On May 5, 7:42 pm, James S. [email protected] wrote:
“Age: 21” =~ /Age.{0,60}?: ([\w]+)/
This returns nil and $1 is set to nil.
This seems like a bug, given:
s = “Age: 21”
s =~ /Age.: (\w+)/ #=> 0
s =~ /Age.?: (\w+)/ #=> 0
s =~ /Age.{0,60}: (\w+)/ #=> 0
s =~ /Age.{0,60}?: (\w+)/ #=> nil
(Perhaps you were pairing down a real-world testcase; did you know
that you can simply use \w+ instead of [\w]+ to match one-or-more-word-
characters?
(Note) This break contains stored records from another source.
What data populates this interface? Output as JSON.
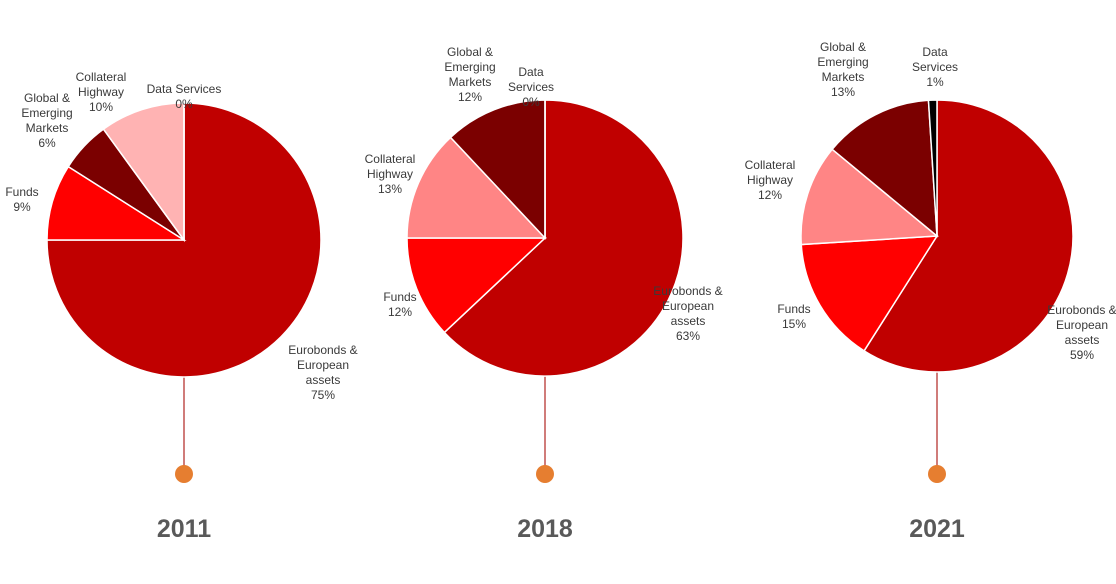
{
  "chart_data": [
    {
      "type": "pie",
      "title": "2011",
      "categories": [
        "Eurobonds & European assets",
        "Funds",
        "Global & Emerging Markets",
        "Collateral Highway",
        "Data Services"
      ],
      "values": [
        75,
        9,
        6,
        10,
        0
      ],
      "value_labels": [
        "75%",
        "9%",
        "6%",
        "10%",
        "0%"
      ],
      "colors": [
        "#c00000",
        "#ff0000",
        "#7b0000",
        "#ffb3b3",
        "#000000"
      ]
    },
    {
      "type": "pie",
      "title": "2018",
      "categories": [
        "Eurobonds & European assets",
        "Funds",
        "Collateral Highway",
        "Global & Emerging Markets",
        "Data Services"
      ],
      "values": [
        63,
        12,
        13,
        12,
        0
      ],
      "value_labels": [
        "63%",
        "12%",
        "13%",
        "12%",
        "0%"
      ],
      "colors": [
        "#c00000",
        "#ff0000",
        "#ff8585",
        "#7b0000",
        "#000000"
      ]
    },
    {
      "type": "pie",
      "title": "2021",
      "categories": [
        "Eurobonds & European assets",
        "Funds",
        "Collateral Highway",
        "Global & Emerging Markets",
        "Data Services"
      ],
      "values": [
        59,
        15,
        12,
        13,
        1
      ],
      "value_labels": [
        "59%",
        "15%",
        "12%",
        "13%",
        "1%"
      ],
      "colors": [
        "#c00000",
        "#ff0000",
        "#ff8585",
        "#7b0000",
        "#000000"
      ]
    }
  ]
}
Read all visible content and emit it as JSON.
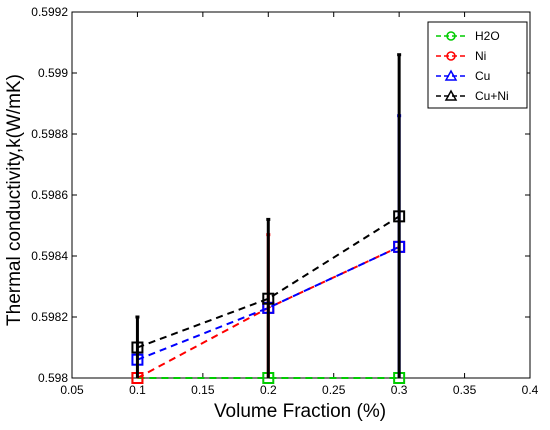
{
  "chart_data": {
    "type": "line",
    "xlabel": "Volume Fraction (%)",
    "ylabel": "Thermal conductivity,k(W/mK)",
    "xlim": [
      0.05,
      0.4
    ],
    "ylim": [
      0.598,
      0.5992
    ],
    "x_ticks": [
      "0.05",
      "0.1",
      "0.15",
      "0.2",
      "0.25",
      "0.3",
      "0.35",
      "0.4"
    ],
    "y_ticks": [
      "0.598",
      "0.5982",
      "0.5984",
      "0.5986",
      "0.5988",
      "0.599",
      "0.5992"
    ],
    "x": [
      0.1,
      0.2,
      0.3
    ],
    "grid": false,
    "legend_position": "top-right",
    "series": [
      {
        "name": "H2O",
        "color": "#00cc00",
        "marker": "circle",
        "values": [
          0.598,
          0.598,
          0.598
        ],
        "error_high": [
          0.598,
          0.598,
          0.598
        ]
      },
      {
        "name": "Ni",
        "color": "#ff0000",
        "marker": "circle",
        "values": [
          0.598,
          0.59823,
          0.59843
        ],
        "error_high": [
          0.598,
          0.59847,
          0.59843
        ]
      },
      {
        "name": "Cu",
        "color": "#0000ff",
        "marker": "triangle",
        "values": [
          0.59806,
          0.59823,
          0.59843
        ],
        "error_high": [
          0.59806,
          0.59823,
          0.59886
        ]
      },
      {
        "name": "Cu+Ni",
        "color": "#000000",
        "marker": "triangle",
        "values": [
          0.5981,
          0.59826,
          0.59853
        ],
        "error_high": [
          0.5982,
          0.59852,
          0.59906
        ]
      }
    ]
  }
}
And that \d may be more appropriate, matching only digit
characters?)
My simple experiments make me believe this is an edge case
specifically when:
a) a non-greedy range
b) that is matching any-char
c) has a lower-limit of 0
d) and must match 0 times to succeed.
Here’s my test data, with analysis following.
s = “abbc”
%w|
ab{1,9}c ab{1,9}?c
abb{1,9}c abb{1,9}?c
abbb{1,9}c abbb{1,9}?c
ab{0,9}c ab{0,9}?c
abb{0,9}c abb{0,9}?c
abbb{0,9}c abbb{0,9}?c
a.{1,9}c a.{1,9}?c
ab.{1,9}c ab.{1,9}?c
abb.{1,9}c abb.{1,9}?c
a.{0,9}c a.{0,9}?c
ab.{0,9}c ab.{0,9}?c
abb.{0,9}c abb.{0,9}?c
|.each_with_index{ |pattern,i|
regex = Regexp.new( pattern )
puts “%2i %-15s %s” % [
i, regex.inspect, (s =~ regex).inspect
]
}
#=> 0 /ab{1,9}c/ 0
#=> 1 /ab{1,9}?c/ 0
#=> 2 /abb{1,9}c/ 0
#=> 3 /abb{1,9}?c/ 0
#=> 4 /abbb{1,9}c/ nil
#=> 5 /abbb{1,9}?c/ nil
#=> 6 /ab{0,9}c/ 0
#=> 7 /ab{0,9}?c/ 0
#=> 8 /abb{0,9}c/ 0
#=> 9 /abb{0,9}?c/ 0
#=> 10 /abbb{0,9}c/ 0
#=> 11 /abbb{0,9}?c/ 0
#=> 12 /a.{1,9}c/ 0
#=> 13 /a.{1,9}?c/ 0
#=> 14 /ab.{1,9}c/ 0
#=> 15 /ab.{1,9}?c/ 0
#=> 16 /abb.{1,9}c/ nil
#=> 17 /abb.{1,9}?c/ nil
#=> 18 /a.{0,9}c/ 0
#=> 19 /a.{0,9}?c/ 0
#=> 20 /ab.{0,9}c/ 0
#=> 21 /ab.{0,9}?c/ 0
#=> 22 /abb.{0,9}c/ 0
#=> 23 /abb.{0,9}?c/ nil
In the above, we would expect patterns 4, 5, 16 and 17 to fail, but
not 23.
Notable is that pattern #15 succeeds (showing that a non-greedy range
matching any-char can match a lower-limit number of times) and that
pattern #11 succeeds (showing that a non-greedy range matching a
specific char can match zero number of times).